We hope all our CSA members can come to the farm next Sunday, October 9th for an afternoon of “farmlife”!  We are planning to eat around 5:00, but will have activities before and after dinner.  We hope it will be a relaxing, enjoyable afternoon/evening of fishing, hiking, picking, and lots of learning!  Feel free to come anytime after 2:00 and stay as long as your heart desires.  We are going to have a hay ride around the farm, escorted by Jim (our famous delivery driver!) with lots of farm lessons along the way.  In the “spirit” of Community Supported Agriculture, one of our own CSA members, Chef Lee Ashbrook is smoking a hog that was raised by the neice of another CSA member through their 4-H project!  We will have a great spread of other local farmers’ items for you to enjoy and a chance for you to put faces to us farmers.  Please prepare by dressing according to the weather and bring a lawn chair if you’d like that over a bale of hay.  For meal preparation, please email me your intentions by Thursday so I can let our cooks know.  Feel free to invite any of your friends that may find our farm interesting.  Also, I must stress that you need to come with understanding….the vegetables are now weedy and many are puttering out, but hey, that’s part of it!

As I write this, I’m wondering if I should gather all the sheets up that are in the homes of Bagdad to protect the crops tonight….gonna get cold!!  Realistically, tonights temperatures could potentially do some damage, so keep your fingers crossed!

Creating ownership at a young age!

I had a great experience this afternoon.  A gal called me yesterday and shared with me that they are thinking about getting into raising a large garden for others to enjoy also.  She seemed super nice and we have a great mutual friend who I think dearly of, so it seemed fitting to invite them out to take a walk through our fields so she and her husband could learn a bit for what we’ve done right and what we’ve done wrong.  I wished I had had that opportunity…may have saved me lots of frustration and mess-ups.  They were super nice and had a beautiful son that Lucas and Elly enjoyed until nap time started creeping up on the kids and a long walk stood between point A and B.   Some may say I’m crazy for sharing “tools of the trade” with someone else whose interested in beginning a business like this.  But in the end….isn’t that part of Community Supported Agriculture?  I really think that each family and each farm has our own personalities and characteristics to find matches.  We wouldn’t be where we are if it weren’t for people who chose to mentor us along the way….so hopefully we can “pass the baton”, so to speak.  It will be exciting to see what they decide to do (or if I scared the living day-lights out of them).

Another fun little note of the week—-we contributed to a philanthropy event on the campus of U of L.  The fraternity Lamba Chi Alpha came to the farm to pick old, sunburn, or rotten left-over watermelons to have a Watermelon Bust….Oh how I remember the fun ways of raising money in college!!  It was really neat to witness their excitement of coming to a farm….one car and small truck after another to load up melons to throw at other people!

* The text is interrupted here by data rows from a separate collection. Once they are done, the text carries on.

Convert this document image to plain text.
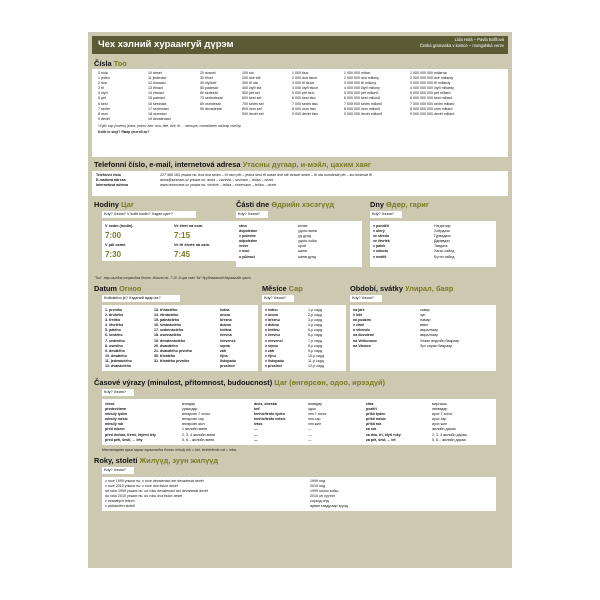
Чех хэлний хураангуй дүрэм	Lída Holá – Pavla Bořilová
Česká gramatika v kostce – mongolská verze
Čísla Тоо
0 nula
1 jeden
2 dva
3 tři
4 čtyři
5 pět
6 šest
7 sedm
8 osm
9 devět
10 deset
11 jedenáct
12 dvanáct
13 třináct
14 čtrnáct
15 patnáct
16 šestnáct
17 sedmnáct
18 osmnáct
19 devatenáct
20 dvacet
30 třicet
40 čtyřicet
50 padesát
60 šedesát
70 sedmdesát
80 osmdesát
90 devadesát
100 sto
200 dvě stě
300 tři sta
400 čtyři sta
500 pět set
600 šest set
700 sedm set
800 osm set
900 devět set
1 000 tisíc
2 000 dva tisíce
3 000 tři tisíce
4 000 čtyři tisíce
5 000 pět tisíc
6 000 šest tisíc
7 000 sedm tisíc
8 000 osm tisíc
9 000 devět tisíc
1 000 000 milion
2 000 000 dva miliony
3 000 000 tři miliony
4 000 000 čtyři miliony
5 000 000 pět milionů
6 000 000 šest milionů
7 000 000 sedm milionů
8 000 000 osm milionů
9 000 000 devět milionů
1 000 000 000 miliarda
2 000 000 000 dvě miliardy
3 000 000 000 tři miliardy
4 000 000 000 čtyři miliardy
5 000 000 000 pět miliard
6 000 000 000 šest miliard
7 000 000 000 sedm miliard
8 000 000 000 osm miliard
9 000 000 000 devět miliard
*Хүйс хар (rodem) jedna, jedno/ жен. dva, две, dvě; tři, ...четыре; совпадает нэйжэр хэлбэр
Kolik to stojí? Ямар үнэтэй вэ?
Telefonní číslo, e-mail, internetová adresa Утасны дугаар, и-мэйл, цахим хаяг
Telefonní číslo
E-mailová adresa
Internetová adresa
227 385 163 унших нь: dva dva sedm – tři osm pět – jedna šest tři эсвэл dvě stě dvacet sedm – tři sta osmdesát pět – sto šedesát tři
anna@seznam.cz унших нь: anna – zavináč – seznam – tečka – cézet
www.rezervace.cz унших нь: věvěvě – tečka – rezervace – tečka – cézet
Hodiny Цаг
Kdy? Хэзээ? V kolik hodin? Хэдэн цагт?
V sedm (hodin).
7:00
Ve čtvrt na osm.
7:15
V půl osmé.
7:30
Ve tři čtvrtě na osm.
7:45
Části dne Өдрийн хэсэгүүд
Kdy? Хэзээ?
ráno
dopoledne
v poledne
odpoledne
večer
v noci
o půlnoci
өглөө
үдээс өмнө
үд дунд
үдээс хойш
орой
шөнө
шөнө дунд
Dny Өдөр, гариг
Kdy? Хэзээ?
v pondělí
v úterý
ve středu
ve čtvrtek
v pátek
v sobotu
v neděli
Нэгдэгээр
Хоёрдахь
Гурвадахь
Дөрөвдэх
Тавдахь
Хагас сайнд
Бүтэн сайнд
"Tиз" -өөр шилдэг илэрхийлж болно. Жишээ нь: 7:15 -8 цаг хэвх "tiz" дуудлагатай дараагийн цагт.
Datum Огноо
Kolikátého je? Хэдэний өдөр вэ?
1. prvního
2. druhého
3. třetího
4. čtvrtého
5. pátého
6. šestého
7. sedmého
8. osmého
9. devátého
10. desátého
11. jedenáctého
12. dvanáctého
13. třináctého
14. čtrnáctého
15. patnáctého
16. šestnáctého
17. sedmnáctého
18. osmnáctého
19. devatenáctého
20. dvacátého
21. dvacátého prvního
30. třicátého
31. třicátého prvního
ledna
února
března
dubna
května
června
července
srpna
září
října
listopadu
prosince
Měsíce Сар
Kdy? Хэзээ?
v lednu
v únoru
v březnu
v dubnu
v květnu
v červnu
v červenci
v srpnu
v září
v říjnu
v listopadu
v prosinci
1-р сард
2-р сард
3-р сард
4-р сард
5-р сард
6-р сард
7-р сард
8-р сард
9-р сард
10-р сард
11-р сард
12-р сард
Období, svátky Улирал, баяр
Kdy? Хэзээ?
na jaře
v létě
na podzim
v zimě
o víkendu
na dovolené
na Velikonoce
na Vánoce
хавар
зун
намар
өвөл
амралтаар
амралтаар
Улаан өндгийн баяраар
Зул сарын баяраар
Časové výrazy (minulost, přítomnost, budoucnost) Цаг (өнгөрсөн, одоо, ирээдүй)
Kdy? Хэзээ?
včera
předevčírem
minulý týden
minulý měsíc
minulý rok
před rokem
před dvěma, třemi, čtyřmi lety
před pěti, šesti, ... lety
өчигдөр
уржигдар
өнгөрсөн 7 хоног
өнгөрсөн сар
өнгөрсөн жил
1 жилийн өмнө
2, 3, 4 жилийн өмнө
5, 6... жилийн өмнө
dnes, dneska
teď
tenhle/tento týden
tenhle/tento měsíc
letos
—
—
—
өнөөдөр
одоо
энэ 7 хоног
энэ сар
энэ жил
—
—
—
zítra
pozítří
příští týden
příští měsíc
příští rok
za rok
za dva, tři, čtyři roky
za pět, šest, ... let
маргааш
нөгөөдөр
ирэх 7 хоног
ирэх сар
ирэх жил
жилийн дараа
2, 3, 4 жилийн дараа
5, 6... жилийн дараа
Мөн өнгөрсөн ярьж зарим хэрэглэгдэх болно: minulý rok = loni, tenhle/tento rok = letos.
Roky, století Жилүүд, зуун жилүүд
Kdy? Хэзээ?
v roce 1999 унших нь: v roce devatenáct set devadesát devět
v roce 2010 унших нь: v roce dva tisíce deset
od roku 1999 унших нь: od roku devatenáct set devadesát devět
do roku 2010 унших нь: do roku dva tisíce deset
v dvacátých letech
v patnáctém století
1999 онд
2010 онд
1999 оноос хойш
2010 он хүртэл
хорьод онд
арван тавдугаар зуунд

preparing for a Watermelon Bust!

I guess this week was full of rare occurances—-on Thursday we had a video crew out to the farm.  Commonground, a volunteer organization of farm women, is helping provide footage for a video series of different segments of agriculture to help educate third through sixth graders.  We got to be a part of it!  My eyes were really opened to what all goes into making a video—-for ten minutes of air time, the crew was here for about 6 hours—wow—to learn the behind the scenes of things we take for granted is an education all its own!

So when someone asks me what goes on on the farm….everyday of every week is different.  It never gets boring around here.  I have to admit that boring sounds pretty good right now.  Things are starting to slow, and maybe more if we get a frost tonight.  We have high hopes for the last few weeks of the CSA, so hope you can take time out and enjoy life on the farm with us this Sunday afternoon!!